Dès les première lignes, j'ai été frappée par la musicalité du texte. Estelle Nollet est une "mosicienne", elle imprime un rythme tout particulier à son récit et telle une charmeuse de serpent, elle envoûte son lecteur, l'hypnotise. Rien de clinquant ou de ronflant; bien au contraire, c'est dans la simplicité et la délicate alchimie des mots qu'elle œuvre et matérialise son univers. Et si dans les premiers chapitres il semble ne rien se passer, on ne s'en inquiète pas tant le phrasé à lui seul est déjà merveilleux. Lentement, on fait la connaissance des habitants du patelin et l'on découvre derrière la crasse et la noirceur, tout un monde de tendresse et de regret ; chacun se crée la carapace qu'il peut.... Et là encore, Estelle Nollet réussit un petit miracle : sans jamais tomber dans le misérabilisme ou le pathos, elle déchire les apparences, offre à chacun de ses personnages son premier rôle, et ce n'est plus une histoire que l'on lit, mais une multitude de destins à l'issue commune.
Et puis un jour, le pire arrive.

Jusqu'à la dernière ligne, jusqu'au point final, il n'y a pas une seule fausse note. On ne boit pas les rats-kangourou est un très beau roman allégorique sur l'existence et les choix que l'on fait ou que l'on ne fait pas. Car bien sûr, il n'y a pas de hasard, et le pire enfer n'est peut-être pas les autres. Une fois encore, au risque de me répéter, j'ai très vite oublié que ce roman est le premier d'Estelle Nollet ; je me suis juste laissée porter par la beauté de son récit et de son écriture ; j'ai voyagé loin, très loin et pourtant Estelle Nollet parle de ce qu'il y a de plus intime en chacun de nous. Mais ces voyages-là ne sont-ils pas les plus mystérieux ?

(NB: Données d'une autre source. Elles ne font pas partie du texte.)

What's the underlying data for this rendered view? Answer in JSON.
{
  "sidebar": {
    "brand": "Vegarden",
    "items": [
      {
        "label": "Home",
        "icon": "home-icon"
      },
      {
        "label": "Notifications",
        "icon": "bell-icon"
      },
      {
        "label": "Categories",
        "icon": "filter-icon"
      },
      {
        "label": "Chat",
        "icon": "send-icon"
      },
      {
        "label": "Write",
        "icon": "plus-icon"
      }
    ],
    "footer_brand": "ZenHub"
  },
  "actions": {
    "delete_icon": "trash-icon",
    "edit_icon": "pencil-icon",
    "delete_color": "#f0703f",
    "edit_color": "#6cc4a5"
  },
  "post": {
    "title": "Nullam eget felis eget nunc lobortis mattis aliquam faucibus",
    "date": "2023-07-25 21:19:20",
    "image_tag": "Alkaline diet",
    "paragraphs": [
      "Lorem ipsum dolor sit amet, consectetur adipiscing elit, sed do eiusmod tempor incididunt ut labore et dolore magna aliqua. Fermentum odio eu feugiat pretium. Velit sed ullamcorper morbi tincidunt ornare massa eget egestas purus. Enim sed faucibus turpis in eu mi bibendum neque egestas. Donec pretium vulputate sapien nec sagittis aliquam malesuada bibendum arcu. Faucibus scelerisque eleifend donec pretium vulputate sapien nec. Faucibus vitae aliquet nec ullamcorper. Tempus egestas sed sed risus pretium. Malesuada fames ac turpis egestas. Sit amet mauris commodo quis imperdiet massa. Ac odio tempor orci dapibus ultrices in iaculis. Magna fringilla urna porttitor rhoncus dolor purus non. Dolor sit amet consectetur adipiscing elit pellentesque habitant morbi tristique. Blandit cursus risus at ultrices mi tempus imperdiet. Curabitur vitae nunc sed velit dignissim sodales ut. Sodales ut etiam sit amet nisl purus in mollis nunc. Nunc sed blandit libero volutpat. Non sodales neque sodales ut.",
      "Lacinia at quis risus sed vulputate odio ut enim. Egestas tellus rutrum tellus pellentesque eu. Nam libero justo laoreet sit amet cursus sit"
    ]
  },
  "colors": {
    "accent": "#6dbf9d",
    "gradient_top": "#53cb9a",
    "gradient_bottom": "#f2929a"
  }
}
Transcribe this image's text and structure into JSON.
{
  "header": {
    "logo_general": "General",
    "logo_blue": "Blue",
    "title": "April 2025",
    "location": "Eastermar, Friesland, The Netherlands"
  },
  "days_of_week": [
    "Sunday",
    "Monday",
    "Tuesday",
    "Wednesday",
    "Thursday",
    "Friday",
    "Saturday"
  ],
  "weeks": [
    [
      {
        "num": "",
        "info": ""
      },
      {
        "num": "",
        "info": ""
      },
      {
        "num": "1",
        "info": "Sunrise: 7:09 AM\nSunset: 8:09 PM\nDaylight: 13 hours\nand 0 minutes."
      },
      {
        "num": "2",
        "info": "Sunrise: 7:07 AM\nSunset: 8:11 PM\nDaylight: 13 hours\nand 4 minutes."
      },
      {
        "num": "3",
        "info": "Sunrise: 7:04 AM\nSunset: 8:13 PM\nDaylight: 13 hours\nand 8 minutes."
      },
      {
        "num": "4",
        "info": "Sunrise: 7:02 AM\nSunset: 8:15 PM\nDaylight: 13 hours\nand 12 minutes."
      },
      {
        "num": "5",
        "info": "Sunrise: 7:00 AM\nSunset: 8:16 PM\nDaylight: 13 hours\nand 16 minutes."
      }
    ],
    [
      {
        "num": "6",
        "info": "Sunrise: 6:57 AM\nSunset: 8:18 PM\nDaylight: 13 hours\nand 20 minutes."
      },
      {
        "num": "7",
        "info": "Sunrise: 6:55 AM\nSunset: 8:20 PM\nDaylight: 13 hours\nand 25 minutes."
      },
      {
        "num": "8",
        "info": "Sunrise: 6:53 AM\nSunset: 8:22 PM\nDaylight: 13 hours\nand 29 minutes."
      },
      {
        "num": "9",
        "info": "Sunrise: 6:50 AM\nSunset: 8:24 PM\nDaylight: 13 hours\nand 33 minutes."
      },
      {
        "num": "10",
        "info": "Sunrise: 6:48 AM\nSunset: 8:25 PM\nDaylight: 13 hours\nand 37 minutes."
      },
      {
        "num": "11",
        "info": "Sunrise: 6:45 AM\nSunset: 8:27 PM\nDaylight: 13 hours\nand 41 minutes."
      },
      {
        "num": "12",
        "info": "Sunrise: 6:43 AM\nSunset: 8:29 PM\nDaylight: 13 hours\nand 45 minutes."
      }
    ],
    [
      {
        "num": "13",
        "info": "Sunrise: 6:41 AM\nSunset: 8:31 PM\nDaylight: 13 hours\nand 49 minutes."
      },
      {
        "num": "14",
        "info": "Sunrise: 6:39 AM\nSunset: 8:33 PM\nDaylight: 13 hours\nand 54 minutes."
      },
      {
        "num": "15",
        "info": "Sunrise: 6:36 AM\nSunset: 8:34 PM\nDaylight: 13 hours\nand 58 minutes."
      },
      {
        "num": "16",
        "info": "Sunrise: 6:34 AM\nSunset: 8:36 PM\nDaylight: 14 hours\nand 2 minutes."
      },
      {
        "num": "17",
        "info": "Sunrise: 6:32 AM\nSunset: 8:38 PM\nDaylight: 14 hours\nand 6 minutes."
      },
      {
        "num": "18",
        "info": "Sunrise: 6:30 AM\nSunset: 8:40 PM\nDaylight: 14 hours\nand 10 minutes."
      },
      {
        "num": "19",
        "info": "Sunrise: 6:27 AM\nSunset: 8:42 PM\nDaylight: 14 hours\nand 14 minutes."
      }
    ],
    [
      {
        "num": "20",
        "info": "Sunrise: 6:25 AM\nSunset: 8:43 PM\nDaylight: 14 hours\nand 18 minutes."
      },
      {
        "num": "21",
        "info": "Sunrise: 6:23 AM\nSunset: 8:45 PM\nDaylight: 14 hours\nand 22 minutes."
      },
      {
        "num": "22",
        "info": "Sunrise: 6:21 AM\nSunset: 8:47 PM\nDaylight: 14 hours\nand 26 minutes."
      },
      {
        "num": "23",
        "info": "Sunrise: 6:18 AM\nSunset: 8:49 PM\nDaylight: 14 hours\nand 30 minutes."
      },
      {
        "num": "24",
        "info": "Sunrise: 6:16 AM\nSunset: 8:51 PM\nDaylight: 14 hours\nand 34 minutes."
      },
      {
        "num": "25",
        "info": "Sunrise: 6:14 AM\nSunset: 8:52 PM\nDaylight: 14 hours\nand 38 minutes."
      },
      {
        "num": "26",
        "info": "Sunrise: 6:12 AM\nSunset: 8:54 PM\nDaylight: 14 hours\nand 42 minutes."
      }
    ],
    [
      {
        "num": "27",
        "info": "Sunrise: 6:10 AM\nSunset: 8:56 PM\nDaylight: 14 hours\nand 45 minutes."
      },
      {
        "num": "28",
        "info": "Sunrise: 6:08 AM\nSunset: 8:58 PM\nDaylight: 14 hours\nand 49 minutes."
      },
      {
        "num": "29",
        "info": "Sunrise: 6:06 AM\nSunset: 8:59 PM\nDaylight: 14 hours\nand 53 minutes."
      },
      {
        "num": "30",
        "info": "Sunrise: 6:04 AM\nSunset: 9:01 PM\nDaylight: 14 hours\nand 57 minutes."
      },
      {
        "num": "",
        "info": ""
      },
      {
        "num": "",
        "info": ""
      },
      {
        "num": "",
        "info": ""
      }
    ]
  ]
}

Et si vous n'êtes pas encore entièrement convaincu, je vous invite à lire le billet de Pierre Maury, tout aussi séduit que moi.

Du même auteur : Le Bon, la Brute, etc.

Laurence

Extrait :

On est la lie de l'humanité. Des fions dans le trou du cul du monde. Pas moyen de partir, et de toute manière l'envie que se carapate chaque jour un peu plus.
On ne vit pas, on attend. Et on n'attend rien. Et quand on sort en crabe comme si on n'avait plus qu'une patte, on traverse la route sans regarder en riant ivres morts et en se tapant dans le dos mais c'est pour se donner du courage, pour qu'on se revoie demain, et tous on espère qu'elle va passer, la bagnole. Celle qui n'aura pas le temps de freiner.
Mais il y a pas de bagnoles par ici. Des camions pour la décharge juste. Ils vont, ils viennent, et eux et leurs chauffeurs il partent très vite pour oublier encore plus vite. Parce que le reste du monde doit-être fait de gens bien. Et qu'il n'y a que les connards qui s'échouent ici. Ceux qui n'ont pas de bol. Ou ceux qui y sont nés.
Putain, comment j'ai fait pour naître ici ? On dirait que c'est un endroit qui n'existe pas. Pourtant, merde, c'est bien là que je vis.